A word to Congress: “Whatsoever you do for the least of my brothers …”

Guess who said this:

I like talking about people who don’t have any power. And it seems like some of the least powerful people in the United States are migrant workers who come and do our work but don’t have any rights as a result. And yet we still invite them to come here, and at the same time ask them to leave. And that seems like an interesting contradiction to me. And, you know, whatsoever you do for the least of my brothers … these seem like the least of our brothers, right now. And I know that a lot of people are the least of my brothers because the economy is so hard, and I don’t want to take anyone’s hardship away from them or diminish it or anything like that, but migrant workers suffer, and they have no rights.

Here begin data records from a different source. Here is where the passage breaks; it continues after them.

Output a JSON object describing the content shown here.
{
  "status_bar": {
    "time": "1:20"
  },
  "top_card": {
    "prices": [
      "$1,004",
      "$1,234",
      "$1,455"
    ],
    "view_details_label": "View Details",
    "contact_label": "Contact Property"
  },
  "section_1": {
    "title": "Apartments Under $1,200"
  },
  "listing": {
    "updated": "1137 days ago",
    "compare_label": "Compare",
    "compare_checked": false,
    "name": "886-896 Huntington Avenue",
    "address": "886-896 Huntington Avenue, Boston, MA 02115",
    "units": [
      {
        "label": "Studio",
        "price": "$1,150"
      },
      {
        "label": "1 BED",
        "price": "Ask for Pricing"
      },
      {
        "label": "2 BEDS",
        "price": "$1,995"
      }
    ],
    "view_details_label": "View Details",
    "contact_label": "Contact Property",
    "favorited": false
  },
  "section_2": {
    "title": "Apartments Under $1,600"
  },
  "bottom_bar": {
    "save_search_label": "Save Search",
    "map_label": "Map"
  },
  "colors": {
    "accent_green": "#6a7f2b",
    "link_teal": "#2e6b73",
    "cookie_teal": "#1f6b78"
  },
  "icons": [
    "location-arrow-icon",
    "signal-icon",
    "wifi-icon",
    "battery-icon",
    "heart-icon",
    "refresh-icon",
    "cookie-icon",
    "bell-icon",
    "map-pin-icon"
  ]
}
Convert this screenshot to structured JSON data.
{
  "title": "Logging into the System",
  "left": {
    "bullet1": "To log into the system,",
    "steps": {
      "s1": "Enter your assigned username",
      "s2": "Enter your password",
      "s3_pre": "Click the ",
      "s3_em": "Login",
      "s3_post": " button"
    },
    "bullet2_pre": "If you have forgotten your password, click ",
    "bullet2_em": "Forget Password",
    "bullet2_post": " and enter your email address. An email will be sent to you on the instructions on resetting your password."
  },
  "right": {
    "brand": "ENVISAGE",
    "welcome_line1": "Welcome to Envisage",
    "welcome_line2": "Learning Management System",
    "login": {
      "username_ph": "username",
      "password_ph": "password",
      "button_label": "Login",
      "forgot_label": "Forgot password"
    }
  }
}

If you’re observant, you’ll be able to glean from the video below that it wasn’t an immigrant rights or social justice advocate, it wasn’t a pastor or an organizer. This was Stephen Colbert, comedian and satirist, stepping briefly out of character while testifying before the House Judiciary Committee’s Subcommittee on Immigration, Citizenship, Refugees, Border Security, and International Law.

And Colbert, a Catholic, answered the final question addressed to him by quoting Jesus in Matthew 25.

One Comment

  1. Yeah, I just listed to him say that during the Q & A. Didn’t really seem like he was playing his character when he said it. As if the question came, he didn’t have writers, and he answered like he meant it. Really interesting. I thought Congresspersons Sanchez, Chu and Lofgren made strong points for CIR.